Я люблю золотые листья, съ легкимъ шепотомъ падающiе на землю безъ вѣтра. Они осыпаютъ аллеи бульваровъ, желтыми точкамипокрываютъ еще зеленый газонъ. 

Я люблю неслышно надвигающуюся осень.  

Часто сижу я на бульварной скамейкѣ, растираю подошвой влажный, хрустящiй песокъ и смотрю. 

Пестрыя группы дѣтишекъ возятся въ кучахъ песку, звенятъ и щебечутъ подъ солнцемъ. Они, эти быстрыя ножки и веселыя рожицы, готовятся жить. 

А кругомъ сыплются золотые листья, шуршитъ едва внятно ихъ говоръ, а изъ-за кудрявыхъ шапокъ протягиваются черные обнаженные сучья. 

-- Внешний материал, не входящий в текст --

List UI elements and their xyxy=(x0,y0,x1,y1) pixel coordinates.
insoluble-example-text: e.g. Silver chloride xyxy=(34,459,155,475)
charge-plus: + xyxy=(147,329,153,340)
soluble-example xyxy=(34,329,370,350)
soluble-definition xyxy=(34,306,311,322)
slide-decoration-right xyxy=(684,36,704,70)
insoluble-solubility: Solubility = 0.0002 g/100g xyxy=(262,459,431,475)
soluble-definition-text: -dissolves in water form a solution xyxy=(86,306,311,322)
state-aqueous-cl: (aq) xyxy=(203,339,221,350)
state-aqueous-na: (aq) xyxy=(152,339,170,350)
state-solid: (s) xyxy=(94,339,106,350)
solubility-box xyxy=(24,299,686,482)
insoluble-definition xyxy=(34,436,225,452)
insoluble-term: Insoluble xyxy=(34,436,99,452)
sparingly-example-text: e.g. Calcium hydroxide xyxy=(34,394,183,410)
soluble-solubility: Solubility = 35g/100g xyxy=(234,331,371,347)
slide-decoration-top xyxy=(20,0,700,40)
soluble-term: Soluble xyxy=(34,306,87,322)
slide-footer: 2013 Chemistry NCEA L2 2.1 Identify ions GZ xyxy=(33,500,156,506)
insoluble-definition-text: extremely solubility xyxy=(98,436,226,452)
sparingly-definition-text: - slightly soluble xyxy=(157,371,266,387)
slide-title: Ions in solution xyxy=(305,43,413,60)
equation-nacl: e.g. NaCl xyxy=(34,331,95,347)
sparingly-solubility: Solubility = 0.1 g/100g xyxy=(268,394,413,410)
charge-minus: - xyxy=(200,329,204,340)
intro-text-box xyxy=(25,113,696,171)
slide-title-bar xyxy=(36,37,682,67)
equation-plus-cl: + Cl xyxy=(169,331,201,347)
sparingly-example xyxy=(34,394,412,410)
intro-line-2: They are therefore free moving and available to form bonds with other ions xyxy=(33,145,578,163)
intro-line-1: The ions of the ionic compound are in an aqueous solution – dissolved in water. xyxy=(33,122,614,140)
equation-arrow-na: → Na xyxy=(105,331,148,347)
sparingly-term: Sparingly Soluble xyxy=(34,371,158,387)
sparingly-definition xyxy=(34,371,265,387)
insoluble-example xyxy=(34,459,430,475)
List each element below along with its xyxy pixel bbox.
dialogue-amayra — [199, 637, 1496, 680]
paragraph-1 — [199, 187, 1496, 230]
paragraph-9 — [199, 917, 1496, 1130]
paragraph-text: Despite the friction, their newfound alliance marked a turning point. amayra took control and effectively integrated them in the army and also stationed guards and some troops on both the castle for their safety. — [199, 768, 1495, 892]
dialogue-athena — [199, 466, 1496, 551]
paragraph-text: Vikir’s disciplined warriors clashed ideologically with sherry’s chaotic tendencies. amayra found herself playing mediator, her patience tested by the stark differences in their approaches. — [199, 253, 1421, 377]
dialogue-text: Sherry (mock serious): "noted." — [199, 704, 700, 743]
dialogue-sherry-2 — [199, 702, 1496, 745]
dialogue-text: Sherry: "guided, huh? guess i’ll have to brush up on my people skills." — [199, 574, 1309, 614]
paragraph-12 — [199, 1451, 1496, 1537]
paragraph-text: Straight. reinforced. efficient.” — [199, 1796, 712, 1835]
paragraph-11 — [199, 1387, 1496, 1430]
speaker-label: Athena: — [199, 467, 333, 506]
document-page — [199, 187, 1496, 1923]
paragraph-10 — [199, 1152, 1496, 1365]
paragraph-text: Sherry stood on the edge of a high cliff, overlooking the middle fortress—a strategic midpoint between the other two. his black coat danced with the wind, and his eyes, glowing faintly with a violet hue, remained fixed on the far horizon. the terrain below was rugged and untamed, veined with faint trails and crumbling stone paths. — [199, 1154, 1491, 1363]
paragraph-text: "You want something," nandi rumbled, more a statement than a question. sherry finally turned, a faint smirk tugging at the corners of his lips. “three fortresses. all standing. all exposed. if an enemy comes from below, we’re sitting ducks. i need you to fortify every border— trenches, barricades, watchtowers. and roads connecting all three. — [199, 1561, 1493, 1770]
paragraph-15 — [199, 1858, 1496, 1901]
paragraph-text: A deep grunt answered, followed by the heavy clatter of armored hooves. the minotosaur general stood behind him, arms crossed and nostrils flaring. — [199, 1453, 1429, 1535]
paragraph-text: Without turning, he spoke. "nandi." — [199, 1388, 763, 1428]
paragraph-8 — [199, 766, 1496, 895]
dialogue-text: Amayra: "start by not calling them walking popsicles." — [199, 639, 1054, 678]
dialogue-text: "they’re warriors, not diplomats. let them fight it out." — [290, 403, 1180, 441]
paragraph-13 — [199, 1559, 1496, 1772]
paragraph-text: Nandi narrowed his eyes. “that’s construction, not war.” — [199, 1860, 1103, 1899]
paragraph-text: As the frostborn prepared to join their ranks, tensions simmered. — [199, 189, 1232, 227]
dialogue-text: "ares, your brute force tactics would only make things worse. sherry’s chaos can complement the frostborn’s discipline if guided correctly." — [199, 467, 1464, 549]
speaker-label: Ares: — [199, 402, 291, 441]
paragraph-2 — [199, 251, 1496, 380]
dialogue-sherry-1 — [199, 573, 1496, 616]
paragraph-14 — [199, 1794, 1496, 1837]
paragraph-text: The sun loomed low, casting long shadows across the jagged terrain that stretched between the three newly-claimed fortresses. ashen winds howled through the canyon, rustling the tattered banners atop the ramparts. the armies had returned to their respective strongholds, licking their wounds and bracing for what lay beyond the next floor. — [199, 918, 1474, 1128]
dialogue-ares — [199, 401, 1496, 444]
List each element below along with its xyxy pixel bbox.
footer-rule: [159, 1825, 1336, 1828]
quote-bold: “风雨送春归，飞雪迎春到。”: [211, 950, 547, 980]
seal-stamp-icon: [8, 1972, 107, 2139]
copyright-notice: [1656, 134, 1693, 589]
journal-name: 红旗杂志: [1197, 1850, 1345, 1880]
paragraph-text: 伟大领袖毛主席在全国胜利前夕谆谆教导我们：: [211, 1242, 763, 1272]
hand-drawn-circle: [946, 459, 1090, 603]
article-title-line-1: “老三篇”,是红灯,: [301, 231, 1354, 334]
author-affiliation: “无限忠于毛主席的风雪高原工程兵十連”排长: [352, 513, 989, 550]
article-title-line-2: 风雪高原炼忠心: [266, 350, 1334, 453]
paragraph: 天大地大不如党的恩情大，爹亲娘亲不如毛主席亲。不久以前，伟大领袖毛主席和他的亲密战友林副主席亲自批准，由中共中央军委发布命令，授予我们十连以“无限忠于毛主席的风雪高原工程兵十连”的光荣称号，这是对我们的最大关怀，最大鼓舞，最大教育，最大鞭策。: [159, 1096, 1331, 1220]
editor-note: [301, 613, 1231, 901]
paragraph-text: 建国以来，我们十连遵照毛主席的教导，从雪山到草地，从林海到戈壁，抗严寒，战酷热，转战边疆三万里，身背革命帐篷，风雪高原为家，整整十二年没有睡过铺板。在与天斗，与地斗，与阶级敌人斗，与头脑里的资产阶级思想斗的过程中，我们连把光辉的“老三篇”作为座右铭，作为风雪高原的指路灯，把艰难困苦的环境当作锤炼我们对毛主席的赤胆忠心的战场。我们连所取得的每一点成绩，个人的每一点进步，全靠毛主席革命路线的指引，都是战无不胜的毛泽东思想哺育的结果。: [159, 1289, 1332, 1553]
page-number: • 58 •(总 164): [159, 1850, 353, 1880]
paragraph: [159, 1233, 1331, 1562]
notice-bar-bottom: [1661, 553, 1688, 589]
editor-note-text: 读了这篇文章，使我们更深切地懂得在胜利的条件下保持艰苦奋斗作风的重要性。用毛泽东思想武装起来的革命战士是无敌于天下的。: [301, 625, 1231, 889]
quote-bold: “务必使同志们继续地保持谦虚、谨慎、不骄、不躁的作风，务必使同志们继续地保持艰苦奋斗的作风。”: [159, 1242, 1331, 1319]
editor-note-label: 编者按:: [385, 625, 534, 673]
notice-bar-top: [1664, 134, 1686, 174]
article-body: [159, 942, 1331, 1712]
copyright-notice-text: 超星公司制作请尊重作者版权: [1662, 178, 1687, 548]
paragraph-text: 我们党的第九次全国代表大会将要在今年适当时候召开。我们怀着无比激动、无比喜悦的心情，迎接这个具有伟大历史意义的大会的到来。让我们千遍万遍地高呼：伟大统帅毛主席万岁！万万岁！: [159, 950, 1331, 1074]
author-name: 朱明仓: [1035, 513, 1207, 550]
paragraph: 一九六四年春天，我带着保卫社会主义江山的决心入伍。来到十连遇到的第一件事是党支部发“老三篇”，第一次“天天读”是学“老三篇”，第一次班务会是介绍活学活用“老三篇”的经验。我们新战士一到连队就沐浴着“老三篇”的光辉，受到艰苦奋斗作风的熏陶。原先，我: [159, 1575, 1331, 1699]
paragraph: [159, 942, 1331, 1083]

Часто въ послѣднее время встрѣчаю я высокаго, браваго старика. Онъ со скучающимъ видомъ прохаживается по аллеямъ бульвара, останавливается возлѣ дѣтей и покручиваетъ стриженый усъ. Маленькiя фигурки шныряютъ вокругъ, стучатъ обручами, бросаютъ пескомъ; мячи подкатываются къ самымъ ногамъ старика; пестрые человѣчки ползаютъ около, подозрительно поглядывая на высокую, хмурую фигуру. Посмотрѣвъ и покручивая усы, старикъ направляется въ мою сторону, какъ разъ противъ круга, присаживается и набиваетъ черную трубку. 

Сегодня онъ поклонился мнѣ, - должно быть, призналъ. 

- Съ добрымъ утромъ, сударь… Ишь, сентябрь-то какой выдался… Имъ-то одно удовольствiе, - кивнулъ онъ головой въ сторону пестрой кучки. - Растутъ на свѣту-то… 

- Вы, должно быть, недавно въ этихъ краяхъ… Что-то я не видалъ васъ раньше… 

- Здѣсь-то недавно… на бульварчикѣ-то… А въ городѣ я годовъ двадцать проживаю… Да какое тамъ двадцать… больше, съ восемьдесятъ второго… На сверхсрочной службѣ я былъ, въ жандармскомъ дивизiонѣ 

- Вотъ какъ… а-а-а… 

- Да-съ… въ жандармахъ… А что-съ?... И многiе вотъ, какъ вы… удивленiе высказываютъ… А дѣло  самое обыкновенное… для порядка, конечно… Ну, теперь я выбылъ… отошелъ… Хожу вотъ по воздуху пока что…  Солнышко-то какъ теплитъ-то… Ишь, паутинки играютъ, - къ хорошей погодѣ 

Онъ снялъ съ лица набѣжавшую паутинку и задымилъ трубкой. 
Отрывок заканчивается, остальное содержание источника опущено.